Canonical instances¶
- Paxos (classic / single-decree) — the canonical lock-free algorithm; proposal numbers are the race-resolution primitive. Used in narrow high-value domains (Cassandra's lightweight transactions, Zookeeper's internal leader-election inside a larger system).
- Raft — lock-free at the protocol layer (term numbers), but operationally used as a lock-based substrate because elections are rare and leaders are long-lived. See patterns/lock-based-leader-election for the argument that Raft is lock-based in substance.
- Paxos variants (Multi-Paxos, Fast Paxos) — same race-resolution family; same stable-leader issue, usually mitigated by layering a lease on top.

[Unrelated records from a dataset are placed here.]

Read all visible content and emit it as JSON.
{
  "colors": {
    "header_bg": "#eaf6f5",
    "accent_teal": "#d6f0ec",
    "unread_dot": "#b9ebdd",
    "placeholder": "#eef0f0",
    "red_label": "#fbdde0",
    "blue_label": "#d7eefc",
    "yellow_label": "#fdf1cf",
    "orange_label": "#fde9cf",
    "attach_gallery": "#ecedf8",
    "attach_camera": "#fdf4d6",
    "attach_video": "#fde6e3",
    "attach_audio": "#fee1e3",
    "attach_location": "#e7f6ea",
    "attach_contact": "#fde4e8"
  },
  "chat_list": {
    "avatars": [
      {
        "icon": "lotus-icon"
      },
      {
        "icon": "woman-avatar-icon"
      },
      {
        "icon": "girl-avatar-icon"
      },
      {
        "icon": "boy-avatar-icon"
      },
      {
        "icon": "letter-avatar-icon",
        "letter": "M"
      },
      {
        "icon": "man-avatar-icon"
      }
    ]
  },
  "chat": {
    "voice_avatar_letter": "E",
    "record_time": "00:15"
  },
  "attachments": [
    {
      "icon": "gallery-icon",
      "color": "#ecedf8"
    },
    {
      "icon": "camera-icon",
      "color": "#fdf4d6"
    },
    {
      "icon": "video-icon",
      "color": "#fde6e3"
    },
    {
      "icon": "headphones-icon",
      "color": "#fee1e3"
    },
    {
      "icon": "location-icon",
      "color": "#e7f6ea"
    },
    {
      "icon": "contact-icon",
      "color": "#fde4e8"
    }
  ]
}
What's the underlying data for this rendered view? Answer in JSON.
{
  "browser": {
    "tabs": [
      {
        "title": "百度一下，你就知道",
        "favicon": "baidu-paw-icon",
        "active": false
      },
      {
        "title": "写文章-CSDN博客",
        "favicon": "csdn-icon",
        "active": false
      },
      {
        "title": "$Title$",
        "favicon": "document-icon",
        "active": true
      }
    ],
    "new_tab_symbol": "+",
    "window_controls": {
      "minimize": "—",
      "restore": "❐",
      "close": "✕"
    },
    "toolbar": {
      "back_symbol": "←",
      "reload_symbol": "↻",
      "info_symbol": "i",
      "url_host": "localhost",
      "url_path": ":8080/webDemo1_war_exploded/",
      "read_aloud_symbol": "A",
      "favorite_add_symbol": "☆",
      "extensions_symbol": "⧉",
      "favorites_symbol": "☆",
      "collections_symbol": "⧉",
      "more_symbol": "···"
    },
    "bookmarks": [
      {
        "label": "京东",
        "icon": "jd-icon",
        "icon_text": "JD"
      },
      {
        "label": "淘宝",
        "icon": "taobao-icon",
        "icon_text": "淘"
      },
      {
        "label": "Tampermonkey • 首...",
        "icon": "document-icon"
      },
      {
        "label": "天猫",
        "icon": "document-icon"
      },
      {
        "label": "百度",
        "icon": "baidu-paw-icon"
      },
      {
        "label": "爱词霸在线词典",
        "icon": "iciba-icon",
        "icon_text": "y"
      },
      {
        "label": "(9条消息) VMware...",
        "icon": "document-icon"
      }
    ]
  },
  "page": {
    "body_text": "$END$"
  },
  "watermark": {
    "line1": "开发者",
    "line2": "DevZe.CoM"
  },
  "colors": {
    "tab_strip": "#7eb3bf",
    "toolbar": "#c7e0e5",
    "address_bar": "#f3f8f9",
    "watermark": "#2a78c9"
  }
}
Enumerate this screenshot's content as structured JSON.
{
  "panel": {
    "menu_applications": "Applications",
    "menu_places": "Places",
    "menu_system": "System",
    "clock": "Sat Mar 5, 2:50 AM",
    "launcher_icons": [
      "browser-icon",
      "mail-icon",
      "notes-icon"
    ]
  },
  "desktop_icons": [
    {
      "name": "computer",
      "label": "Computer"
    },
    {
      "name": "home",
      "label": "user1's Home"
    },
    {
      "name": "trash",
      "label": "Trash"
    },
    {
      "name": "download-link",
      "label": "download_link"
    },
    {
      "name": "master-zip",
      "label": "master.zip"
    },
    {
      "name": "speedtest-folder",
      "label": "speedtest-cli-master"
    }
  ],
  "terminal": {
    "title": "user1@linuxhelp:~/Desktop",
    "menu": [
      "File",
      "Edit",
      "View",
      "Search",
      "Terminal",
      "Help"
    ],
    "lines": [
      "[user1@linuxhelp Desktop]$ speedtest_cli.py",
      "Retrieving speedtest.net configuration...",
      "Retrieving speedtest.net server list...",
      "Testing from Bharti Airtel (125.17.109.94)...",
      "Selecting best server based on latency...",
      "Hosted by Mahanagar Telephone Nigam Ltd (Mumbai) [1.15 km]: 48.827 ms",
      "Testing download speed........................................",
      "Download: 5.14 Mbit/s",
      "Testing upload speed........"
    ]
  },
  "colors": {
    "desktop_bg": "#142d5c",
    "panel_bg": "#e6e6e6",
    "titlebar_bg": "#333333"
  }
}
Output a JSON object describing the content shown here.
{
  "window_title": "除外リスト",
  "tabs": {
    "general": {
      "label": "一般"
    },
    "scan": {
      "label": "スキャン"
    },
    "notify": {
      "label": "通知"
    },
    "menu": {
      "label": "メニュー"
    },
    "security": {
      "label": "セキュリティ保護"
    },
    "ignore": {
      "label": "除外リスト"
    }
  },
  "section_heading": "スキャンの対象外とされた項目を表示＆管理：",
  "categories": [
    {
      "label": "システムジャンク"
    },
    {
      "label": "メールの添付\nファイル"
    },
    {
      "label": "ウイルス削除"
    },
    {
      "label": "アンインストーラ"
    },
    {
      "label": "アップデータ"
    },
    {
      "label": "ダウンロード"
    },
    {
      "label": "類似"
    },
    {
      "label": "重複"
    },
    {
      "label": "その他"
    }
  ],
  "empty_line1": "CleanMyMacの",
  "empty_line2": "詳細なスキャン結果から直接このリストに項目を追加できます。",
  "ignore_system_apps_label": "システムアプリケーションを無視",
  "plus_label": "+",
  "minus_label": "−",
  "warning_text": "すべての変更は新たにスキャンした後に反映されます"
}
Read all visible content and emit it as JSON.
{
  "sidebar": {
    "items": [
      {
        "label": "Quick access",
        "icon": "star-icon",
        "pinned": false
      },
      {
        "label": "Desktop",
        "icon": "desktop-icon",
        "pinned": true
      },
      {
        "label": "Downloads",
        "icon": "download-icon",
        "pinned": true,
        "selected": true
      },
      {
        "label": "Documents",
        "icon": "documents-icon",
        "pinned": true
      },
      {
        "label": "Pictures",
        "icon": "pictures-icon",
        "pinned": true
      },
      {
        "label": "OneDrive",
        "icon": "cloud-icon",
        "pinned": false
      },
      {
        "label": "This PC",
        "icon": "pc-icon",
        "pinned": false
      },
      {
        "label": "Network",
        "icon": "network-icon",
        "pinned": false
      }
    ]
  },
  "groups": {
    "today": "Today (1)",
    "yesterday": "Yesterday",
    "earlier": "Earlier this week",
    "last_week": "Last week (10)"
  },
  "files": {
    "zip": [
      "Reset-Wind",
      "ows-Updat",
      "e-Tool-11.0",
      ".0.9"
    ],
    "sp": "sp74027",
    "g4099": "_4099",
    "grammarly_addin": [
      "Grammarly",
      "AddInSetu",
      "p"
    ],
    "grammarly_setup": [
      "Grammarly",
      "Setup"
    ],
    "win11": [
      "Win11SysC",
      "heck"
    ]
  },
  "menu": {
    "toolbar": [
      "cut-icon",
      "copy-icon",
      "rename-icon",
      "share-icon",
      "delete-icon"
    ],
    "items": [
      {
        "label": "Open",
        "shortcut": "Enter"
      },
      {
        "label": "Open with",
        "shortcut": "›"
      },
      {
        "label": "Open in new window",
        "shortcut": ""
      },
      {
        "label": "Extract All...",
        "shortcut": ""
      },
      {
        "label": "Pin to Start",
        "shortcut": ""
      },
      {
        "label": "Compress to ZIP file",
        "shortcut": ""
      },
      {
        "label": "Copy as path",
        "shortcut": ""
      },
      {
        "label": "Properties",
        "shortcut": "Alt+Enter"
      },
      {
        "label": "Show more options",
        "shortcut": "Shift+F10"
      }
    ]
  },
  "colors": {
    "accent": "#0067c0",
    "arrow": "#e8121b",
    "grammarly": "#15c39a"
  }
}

When lock-free is the right choice¶
- Very small clusters where lease management is more overhead than the protocol it saves.
- Genuinely one-shot decisions (DNS update distribution, SSL certificate rotation) with no stable-leader value to preserve.
- Environments without reliable clocks or external coordinators where the lock-based family's time-component is structurally unsafe.
- Correctness under arbitrary scheduling required with no elegance-compromise acceptable — Sugu names this honestly: "a lock-free approach (like what Paxos uses) has elegance from the fact that it does not have a time component."
Relationship to proposal numbers at the request layer¶
Sugu's Part 5 forward-reference, closed in Part 7:
"If you are using a lock-based approach, there is no need to use proposal numbers or leadership terms for the purpose of electing a leader. But we may still need to assign such a number to facilitate the propagation of requests. We will discuss this in a subsequent blog."
Proposal numbers are the election-layer mechanism in lock-free systems; they reappear in lock-based systems at the request-propagation layer as request versioning. Same mechanism, two different layers. The factorisation is the whole point of the revoke-and-establish split.
Seen in¶
- sources/2026-04-21-planetscale-consensus-algorithms-at-scale-part-5-handling-races — canonical wiki introduction of the lock-based vs lock-free taxonomy; unifies Paxos proposal numbers with Raft term numbers; names the revoke-all-potential-candidates safety rule; the no-stable-leader-at-scale argument that motivates patterns/lock-based-over-lock-free-at-scale.